Hot dog purists will argue that ketcup (or catsup) is anatema to the hot dog; mustard (yellow mustard only, please) is the only acceptable accompaniment. Chicago holds quite a few food traditions as part of its diverse heritage, and the hot dog is no exception. Superdawg on Milwaukee is an iconic bit of Chicago--and American--history.

Established in 1948, Superdawg has been cranking out traditional Chicago dogs for over 50 years: hot dog, mustard, onions, hyper-green relish, pickled tomato, pickle, sport peppers and celery salt, all on a poppy seed bun. That's the Chicago way, and obviously the "mustard only" purists are mortified when they see a salad bar atop their beloved dog.

Beyond mustard, the only topping I usually seek out is sauerkraut, and finding the right kind of kraut can be a culinary odyssey in itself. First of all, the "major" canned/jarred brands such as Hunt's or Libby's simply won't do. They are not nearly pungent enough. I remember using Frank's brand with some success, and now Gundelsheim is my kraut of choice. And it must be plain kraut; Bavarian style, which is peppered with caraway seeds, is simply unacceptable.

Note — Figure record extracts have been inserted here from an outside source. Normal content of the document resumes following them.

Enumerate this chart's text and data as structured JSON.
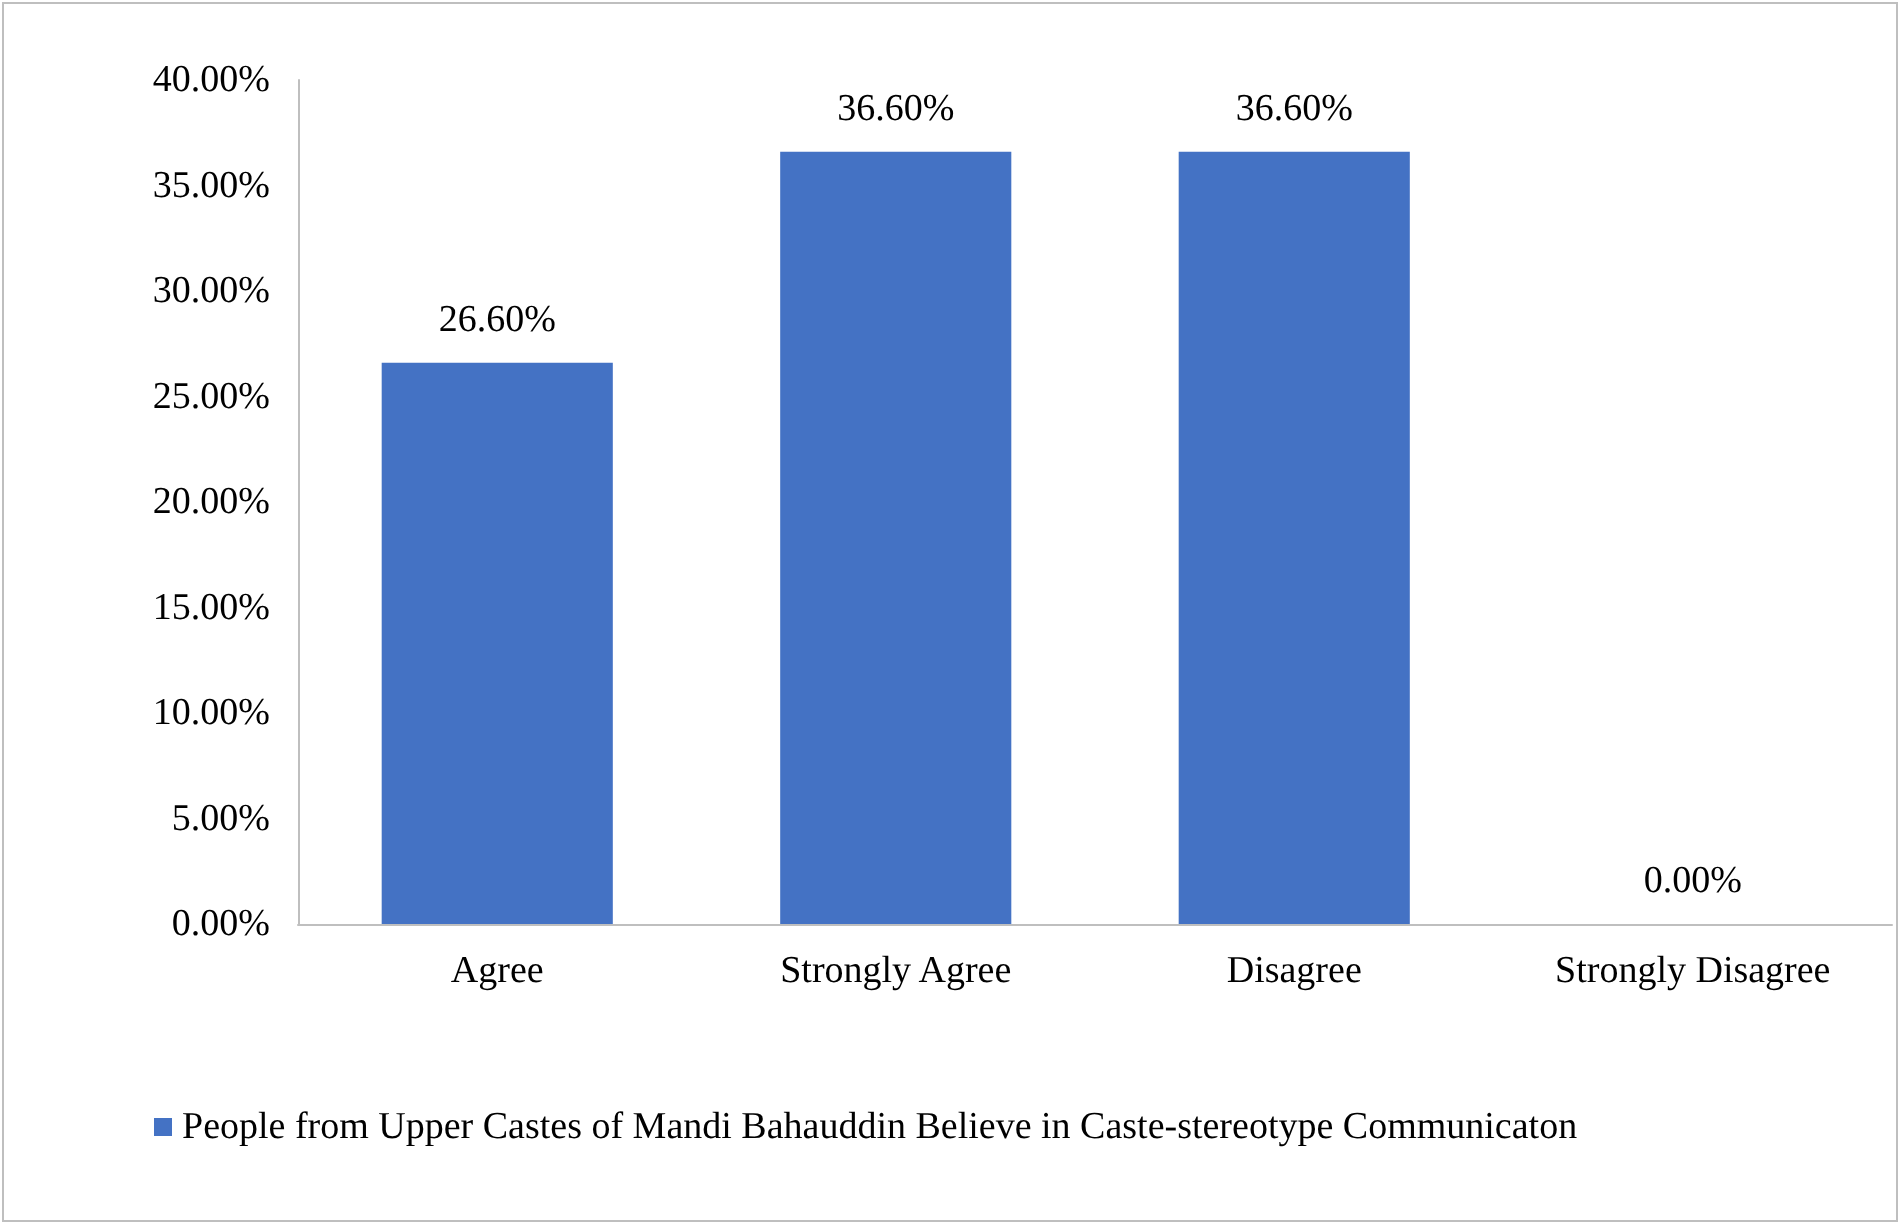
{
  "chart_data": {
    "type": "bar",
    "categories": [
      "Agree",
      "Strongly Agree",
      "Disagree",
      "Strongly Disagree"
    ],
    "series": [
      {
        "name": "People from Upper Castes of Mandi Bahauddin Believe in Caste-stereotype Communicaton",
        "color": "#4472c4",
        "values": [
          26.6,
          36.6,
          36.6,
          0
        ],
        "value_labels": [
          "26.60%",
          "36.60%",
          "36.60%",
          "0.00%"
        ]
      }
    ],
    "ylim": [
      0,
      40
    ],
    "yticks": [
      {
        "value": 0,
        "label": "0.00%"
      },
      {
        "value": 5,
        "label": "5.00%"
      },
      {
        "value": 10,
        "label": "10.00%"
      },
      {
        "value": 15,
        "label": "15.00%"
      },
      {
        "value": 20,
        "label": "20.00%"
      },
      {
        "value": 25,
        "label": "25.00%"
      },
      {
        "value": 30,
        "label": "30.00%"
      },
      {
        "value": 35,
        "label": "35.00%"
      },
      {
        "value": 40,
        "label": "40.00%"
      }
    ],
    "grid": false,
    "legend": "bottom left"
  }
}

Hideous aberrations exist in the hot dog world, which is not surprising given that most of us don't think too deeply about just how a hot dog is made, with good reason. Nevertheless, Frank-n-stuff hot dogs were a favored treat of mine when I was around 10 or so years old. The central core of the hot dog was hollowed out and replaced with "chili" or "cheese".

Spaghetti-Os with franks was a somewhat puzzling addition to the Chef Boyardee line...Spaghetti-Os with meatballs at least tried to sell the illusion of spaghetti and meatballs. Who eats spaghetti with cut up hot dogs? Maybe they were trying to "ineternationalize" the hum-drum meal of beans and weiners, but in the end the Spaghetti-Os with Franks was simply disgusting (and given that we're talking about Spaghetti-Os, that's saying something).

My college fraternity had their own kitchen and meal plan, and one of the regular freezer items was something called a Bagel Wurst. This was some sort of smoked hot dog or sausage, infused with "cheese," and then cocooned inside a soft and seemingly rye-like dough...presumably this was the "bagel" portion of the sobriquet. I usually ate it hung over, and in silence, serving a Sunday penance drenched in mustard.

Nothing, however, compares to the wonderment of a grilled hot dog. I could eat these plain, with no topping, on the bun. And I could eat ten of them. Preparation is probably the most important part of what makes or breaks a hot dog. "Lips and assholes" is how a friend of mine referred to hot dogs, rightly noting that the dog's constituent materials were really not choice cuts.

Symmetry is also important--I can't eat a hot dog whose ends overlap the bun, it's probably Freudian and I simply can't. Appearance goes a long way as well. Frankfurters tend to be "tied off" at the ends, what one friend calls "balloon knots." This makes the prospect of eating it impossible. Hot dogs must have innies, not outies.

Perhaps nothing has made the hot dog as famous as the hot dog eating contests on Coney Island, sponsored by Nathan's Famous. Held every July 4, this tradition is approaching its centennial. A more American contest--one of unrepentant (indeed, celebratory) gluttony--I cannot conceive. Somehow, America's fattest champions of competetive eating are not lately up to the challenge, however.

Normal-proportioned Japanese citizens have been taking the top prize in recent years, their lack of chins and jowls marking a somewhat puzzling and incongruous can they out-eat the morbidly fat Americans? They can see their feet and walk without panting!

Summer approaches, and so too the Nathan's Famous hot dog eating contest. Perhaps out there is a true American hero, a real red-blooded son or daughter of liberty, who is up to the challenge and is brave enough to claim the hot dog eating honor for 2009. Pick up some clothes with elastic waistbands, and get training. FOR FREEDOM!!